SQL count if columns

2019-01-18 23:46发布

问题:

What is the best way to create columns which count the number of occurrences of data in a table? The table needs to be grouped by one column.

I have seen

SELECT
    sum(CASE WHEN question1 = 0 THEN 1 ELSE 0 END) AS ZERO,
    sum(CASE WHEN question1 = 1 THEN 1 ELSE 0 END) AS ONE,
    sum(CASE WHEN question1 = 2 THEN 1 ELSE 0 END) AS TWO,
    category
FROM reviews
    GROUP BY category

where question1 can have a value of either 0, 1 or 2.

I have also seen a version of that using count(CASE WHEN question1 = 0 THEN 1)

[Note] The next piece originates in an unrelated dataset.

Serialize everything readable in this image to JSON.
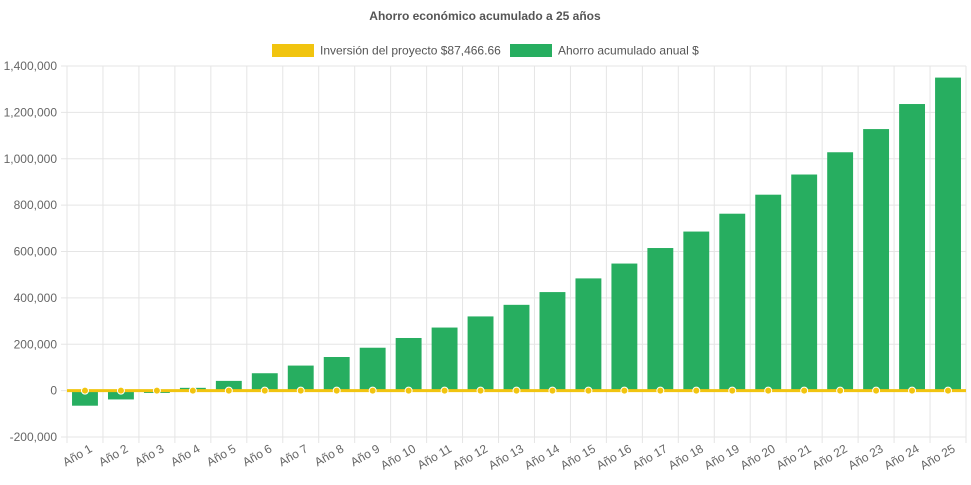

However, this becomes more cumbersome to write as the number of possible values for question1 increases. Is there a convenient way to write this query, possibly optimizing performance?

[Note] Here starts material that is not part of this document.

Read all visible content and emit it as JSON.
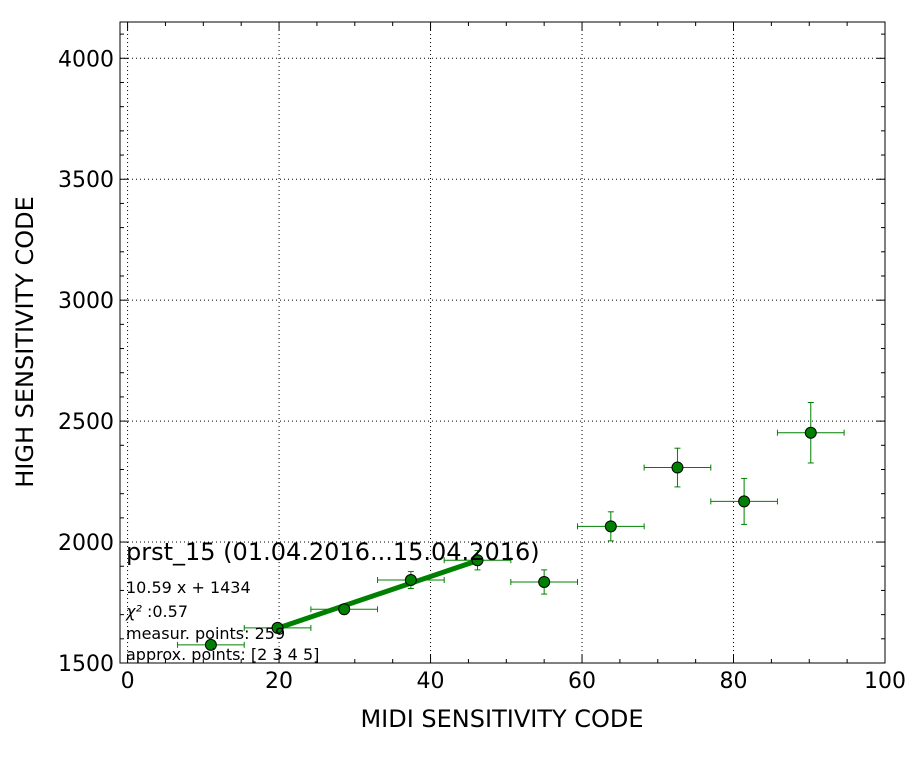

PS. My database is PostgreSQL

回答1:

In Postgres 9.4 there is new, cleaner aggregate FILTER option:

SELECT category
     , count(*) FILTER (WHERE question1 = 0) AS zero
     , count(*) FILTER (WHERE question1 = 1) AS one
     , count(*) FILTER (WHERE question1 = 2) AS two
FROM   reviews
GROUP  BY 1;

Details for the new FILTER clause:

  • How can I simplify this game statistics query?

If you want it short:

SELECT category
     , count(question1 = 0 OR NULL) AS zero
     , count(question1 = 1 OR NULL) AS one
     , count(question1 = 2 OR NULL) AS two
FROM   reviews
GROUP  BY 1;

Overview over possible variants:

  • For absolute performance, is SUM faster or COUNT?

Proper crosstab query

crosstab() yields the best performance and is shorter for longer lists of options:

SELECT * FROM crosstab(
     'SELECT category, question1, count(*)::int AS ct
      FROM   reviews
      GROUP  BY 1, 2
      ORDER  BY 1, 2'
   , 'VALUES (0), (1), (2)'
   ) AS ct (category text, zero int, one int, two int);

Detailed explanation:

  • PostgreSQL Crosstab Query


回答2:

The "best" way (for me) is to write a query like:

SELECT
    category,
    question1,
    count(*)
FROM reviews
GROUP BY category, question1

Then I use this data to draw a table in application logic.

Other option is to use one JSON column for all grouping results. This will result in something like:

category1 | {"zero": 1, "one": 3, "two": 5}
category2 | {"one": 7, "two": 4}

and so on.

The query for this option you can build from the previous one with json_build_object and json_agg. The best thing for this option - you do not need to know number of possible question1 values ahead of time.